Am 27. Juni 2001 ermordet der »Nationalsozialistische Untergrund« den Gemüsehändler Süleyman Taşköprü in seinem Laden in Hamburg. Jahrelang ermittelt die Polizei in die falsche Richtung, geht davon aus, Taşköprü sei in Drogengeschäfte verwickelt gewesen, vermutet einen Racheakt und verdächtigt die Familie des Mordopfers. Erst mit der Selbstenttarnung des NSU[1], ein Jahrzehnt später, herrscht für die Ermittler Gewissheit, dass die Tat Teil einer neonazistischen Terrorserie[2] war.

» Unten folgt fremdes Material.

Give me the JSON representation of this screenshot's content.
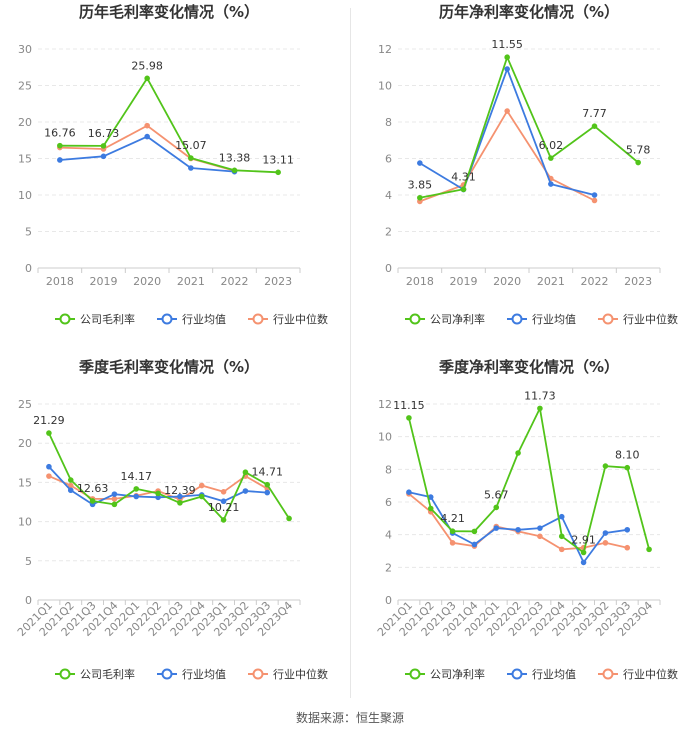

Wie konnten Polizei und Verfassungsschutz so versagen? In Hamburg soll diese Frage ein interdisziplinäres Forschungsteam klären. Anders als in den anderen Bundesländern, in denen der NSU mordete, wo parlamentarische Untersuchungsausschüsse[3] eingesetzt wurden. Mitte Februar, kurz vor Beginn des Forschungsprojekts, zeigten sich die Beteiligten optimistisch: »Das wird keine Aufarbeitung light«, so der Sprecher der Forschungsgruppe, Constantin Goschler, von der Universität Bochum. Carola Veit, Präsidentin der Hamburger Bürgerschaft – also des Landesparlaments –, betonte: »Die Forschenden erhalten vollumfängliche Akteneinsicht, ganz wie ein Untersuchungsausschuss.« Abgesehen vom Quellenschutz sollte es laut Veit keine Einschränkungen beim Einblick in die Akten der Landesbehörden geben.
Nun äußert die Hamburger Linke Zweifel an dieser Darstellung. Aus einer kleinen Anfrage der Fraktion im Hamburger Parlament soll hervorgehen, dass die Forschenden nur eingeschränkten Zugang zu Akten des NSU-Mordes in Hamburg erhalten werden. Dabei soll es sich lediglich um Akten handeln, die bereits an die Untersuchungsausschüsse anderer Länder und des Bundes geliefert worden waren; vom Landesamt für Verfassungsschutz (LfV) würden die Forschenden ausschließlich Zugang zu einer selbst getroffenen Vorauswahl erhalten.
»Für eine wissenschaftliche Aufarbeitung[4] ist vollständige Transparenz zwingend notwendig«, kritisiert Deniz Celik, innenpolitischer Sprecher der Linksfraktion. »Solange zentrale Akten unter Verschluss gehalten werden und die Rolle von V-Leuten systematisch im Dunkeln bleibt, kann von echter Aufklärung keine Rede sein.« Nur eine vollständige Freigabe aller relevanten Dokumente und einer lückenlosen Untersuchung staatlicher Verstrickungen könne das Vertrauen der von rassistischer Gewalt Betroffenen und der Öffentlichkeit in die demokratischen Institutionen wiederherstellen.
Die Hamburger Bürgerschaftskanzlei sieht indes keinen Widerspruch zu bisherigen Absprachen: Den Forschenden »sollen alle Akten vorgelegt werden, die auch ein Parlamentarischer Untersuchungsausschuss einsehen dürfte«, bestätigt eine Pressesprecherin gegenüber »nd«. Eine abschließende Rückmeldung des Senats, welche Akten, Dokumente und Datenbestände im Zusammenhang mit dem NSU-Komplex in Hamburg vorhanden sind, stehe noch aus. »Dass der Senat den Vereinbarungen, die mit der Bürgerschaft getroffen wurden, nicht gerecht wird, kann zum jetzigen Zeitpunkt nicht festgestellt werden«, heißt es weiter. Auch aus der Antwort des Senats auf die kleine Anfrage der Linken würden sich aktuell keine Zweifel daran ergeben. Die Forschungsgruppe selbst war für eine Stellungnahme nicht zu erreichen.